Le président russe Dmitri Medvedev n'a pas exclu mardi d'être candidat à sa succession en 2012, alors que nombre d'analystes parient sur le retour au Kremlin de Vladimir Poutine, son puissant premier ministre.

«Voici encore peu, je n'envisageais pas d'être président», a concédé M. Medvedev, un juriste qui a fait carrière dans l'ombre de M. Poutine, de Saint-Pétersbourg au Kremlin, avant d'être élu président avec la bénédiction de son mentor. «Mais tel est le destin. C'est pourquoi je n'anticipe rien pour moi-même mais n'exclus rien non plus», a-t-il lâché devant le groupe de Valdaï, qui réunit des experts étrangers sur la Russie.

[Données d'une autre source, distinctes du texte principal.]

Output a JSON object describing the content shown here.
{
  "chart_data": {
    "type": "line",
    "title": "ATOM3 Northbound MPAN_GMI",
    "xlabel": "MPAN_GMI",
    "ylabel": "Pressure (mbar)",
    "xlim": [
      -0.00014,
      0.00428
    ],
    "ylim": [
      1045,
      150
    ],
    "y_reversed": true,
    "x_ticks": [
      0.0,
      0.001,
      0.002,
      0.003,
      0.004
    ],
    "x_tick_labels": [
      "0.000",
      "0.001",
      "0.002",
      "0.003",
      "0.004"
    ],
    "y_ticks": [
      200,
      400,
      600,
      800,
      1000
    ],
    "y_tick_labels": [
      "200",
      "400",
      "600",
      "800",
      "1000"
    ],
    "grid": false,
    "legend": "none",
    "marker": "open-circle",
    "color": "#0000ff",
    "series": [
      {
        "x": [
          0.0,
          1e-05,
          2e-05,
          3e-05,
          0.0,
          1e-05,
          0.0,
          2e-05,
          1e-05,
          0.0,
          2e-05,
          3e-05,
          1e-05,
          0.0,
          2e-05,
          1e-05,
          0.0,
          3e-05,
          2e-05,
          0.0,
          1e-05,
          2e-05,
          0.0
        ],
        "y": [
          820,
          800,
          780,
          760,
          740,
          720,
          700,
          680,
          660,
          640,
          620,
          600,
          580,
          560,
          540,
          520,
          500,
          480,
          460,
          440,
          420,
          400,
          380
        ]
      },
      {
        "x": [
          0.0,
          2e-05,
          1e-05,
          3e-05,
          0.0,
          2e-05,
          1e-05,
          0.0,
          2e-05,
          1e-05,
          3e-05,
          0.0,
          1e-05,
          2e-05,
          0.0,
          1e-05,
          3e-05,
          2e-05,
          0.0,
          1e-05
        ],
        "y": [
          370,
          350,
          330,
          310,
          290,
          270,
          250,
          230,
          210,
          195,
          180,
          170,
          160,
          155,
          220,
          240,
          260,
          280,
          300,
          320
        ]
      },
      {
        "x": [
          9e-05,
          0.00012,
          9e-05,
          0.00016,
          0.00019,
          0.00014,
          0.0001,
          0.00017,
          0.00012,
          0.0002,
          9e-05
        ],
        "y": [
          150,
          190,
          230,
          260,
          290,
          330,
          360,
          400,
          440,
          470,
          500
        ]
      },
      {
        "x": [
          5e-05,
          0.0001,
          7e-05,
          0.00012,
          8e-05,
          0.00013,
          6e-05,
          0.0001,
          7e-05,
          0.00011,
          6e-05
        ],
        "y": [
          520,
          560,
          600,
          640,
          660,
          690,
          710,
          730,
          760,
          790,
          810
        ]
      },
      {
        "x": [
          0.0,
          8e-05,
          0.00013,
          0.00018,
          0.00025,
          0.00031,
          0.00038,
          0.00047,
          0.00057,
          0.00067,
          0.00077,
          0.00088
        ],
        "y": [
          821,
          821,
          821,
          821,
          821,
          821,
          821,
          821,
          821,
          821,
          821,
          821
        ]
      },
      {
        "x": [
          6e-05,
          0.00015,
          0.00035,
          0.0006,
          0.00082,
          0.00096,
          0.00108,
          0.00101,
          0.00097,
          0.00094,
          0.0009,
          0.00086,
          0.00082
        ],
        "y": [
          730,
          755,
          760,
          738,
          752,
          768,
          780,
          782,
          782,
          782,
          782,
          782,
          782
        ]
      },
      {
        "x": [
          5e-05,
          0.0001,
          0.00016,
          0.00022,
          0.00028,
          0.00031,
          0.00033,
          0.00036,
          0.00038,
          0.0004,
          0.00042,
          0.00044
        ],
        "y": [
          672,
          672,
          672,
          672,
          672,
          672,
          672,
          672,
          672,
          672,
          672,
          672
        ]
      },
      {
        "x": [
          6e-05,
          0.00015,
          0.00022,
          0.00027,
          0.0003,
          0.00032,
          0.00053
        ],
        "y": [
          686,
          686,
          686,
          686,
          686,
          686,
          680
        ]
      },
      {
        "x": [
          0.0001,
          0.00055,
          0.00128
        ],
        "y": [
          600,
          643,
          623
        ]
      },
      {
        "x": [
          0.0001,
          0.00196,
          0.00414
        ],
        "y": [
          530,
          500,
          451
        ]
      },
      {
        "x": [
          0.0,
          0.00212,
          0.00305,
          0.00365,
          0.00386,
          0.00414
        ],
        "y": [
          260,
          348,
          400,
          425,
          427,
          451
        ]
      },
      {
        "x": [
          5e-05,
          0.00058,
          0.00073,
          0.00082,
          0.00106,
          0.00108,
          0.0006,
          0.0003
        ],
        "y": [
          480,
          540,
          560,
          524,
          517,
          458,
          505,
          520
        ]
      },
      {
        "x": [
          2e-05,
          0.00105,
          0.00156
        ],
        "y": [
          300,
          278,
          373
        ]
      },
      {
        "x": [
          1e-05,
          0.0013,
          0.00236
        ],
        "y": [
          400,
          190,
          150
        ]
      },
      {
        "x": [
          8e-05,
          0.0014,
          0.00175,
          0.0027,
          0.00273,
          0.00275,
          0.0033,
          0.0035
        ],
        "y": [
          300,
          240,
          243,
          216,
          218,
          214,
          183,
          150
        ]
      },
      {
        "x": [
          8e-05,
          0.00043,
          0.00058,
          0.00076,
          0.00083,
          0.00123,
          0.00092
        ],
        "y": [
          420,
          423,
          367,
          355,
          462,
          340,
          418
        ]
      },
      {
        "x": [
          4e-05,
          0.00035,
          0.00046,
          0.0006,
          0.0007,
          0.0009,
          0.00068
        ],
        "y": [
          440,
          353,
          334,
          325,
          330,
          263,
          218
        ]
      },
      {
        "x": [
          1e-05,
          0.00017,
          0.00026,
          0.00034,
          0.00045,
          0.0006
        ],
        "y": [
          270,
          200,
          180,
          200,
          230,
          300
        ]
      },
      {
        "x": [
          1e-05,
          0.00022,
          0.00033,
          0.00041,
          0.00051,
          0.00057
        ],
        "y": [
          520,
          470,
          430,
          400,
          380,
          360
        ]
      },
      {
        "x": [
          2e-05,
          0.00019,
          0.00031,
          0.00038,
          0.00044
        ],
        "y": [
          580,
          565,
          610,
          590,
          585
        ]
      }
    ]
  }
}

Enchaînant les commentaires parfois énigmatiques, le chef de l'État a noté que M. Poutine avait une cote de popularité «plus élevée» mais que la sienne n'était «pas mal non plus».

Vendredi, Vladimir Poutine, considéré comme l'homme fort du pays, avait rouvert le bal des conjectures en déclarant qu'il n'y aurait pas de concurrence entre le président sortant et lui en 2012.

«En 2008, y a-t-il eu une concurrence ? (...) En 2012, il n'y aura pas de concurrence non plus. Selon la réalité du moment, nous ferons une analyse et nous prendrons une décision», a-t-il lancé, dans une belle démonstration de force, devant le groupe de Valdaï.

En affichant une telle liberté de ton, totalement inédite pour un premier ministre en Russie, M. Poutine a aussitôt donné l'impression qu'il gardait en tête la possibilité de revenir.

S'il n'a pu être candidat en 2008 après deux mandats présidentiels successifs (2000-2008), la Constitution ne lui interdit pas de se représenter à la prochaine élection.

Depuis un an, nombre de signes donnent à penser qu'il prépare son retour au Kremlin ou du moins s'en donne les moyens, entretenant une nouvelle fois le suspense sur ses intentions, comme en 2007.

Dès novembre 2008, le Parlement a voté l'allongement de la durée du mandat présidentiel de quatre à six ans. Nombre d'experts ont alors estimé qu'il s'agissait d'une réforme sur mesure destinée à lui permettre de revenir pour 12 ans au Kremlin.

Vladimir Poutine soigne aussi son image, enchaînant les séquences viriles, toujours appréciées dans l'opinion - un jour affublé d'un chapeau de brousse et d'un treillis en Sibérie, un autre en combinaison de plongée au fond du lac Baïkal - et affichant volontiers son autorité, devant les caméras.

Pour nombre d'analystes, le suspense est d'ailleurs déjà levé.

«Poutine a donné une réponse claire vendredi à la question de la présidence en 2O12: ce sera lui, le plus probablement», considère Olga Krychtanovskaïa, experte des élites à l'Institut de Sociologie. «Ses hommes occupent d'ailleurs toujours tous les postes clés», note-t-elle au passage.

En «n'excluant» rien, le président ne prend pas non plus d'engagement concret. En 2007, le premier ministre sorti du chapeau par M. Poutine, Viktor Zoubkov, avait eu recours à la même formule, avant de s'effacer... au profit de M. Medvedev, conformément à un scénario soigneusement écrit.

«Poutine a laissé comprendre, à sa manière sarcastique habituelle, que ce serait lui le prochain candidat. Et Medvedev a laissé entendre qu'il ne lui ferait pas concurrence», avance Evguéni Volk, analyste à la Fondation américaine Heritage.

Tous deux prennent en tout cas soin de montrer que le tandem fonctionne. «Nous nous mettrons d'accord parce que nous sommes du même sang et sur la même longueur d'onde», a déclaré vendredi M. Poutine.

Au groupe de Valdaï qui lui demandait ce qu'il en était, M. Medvedev a répondu, tout sourire : «Il faut faire une prise de sang. Je ne connais même pas le groupe sanguin de Poutine mais en ce qui concerne les points de vue, la réponse est oui».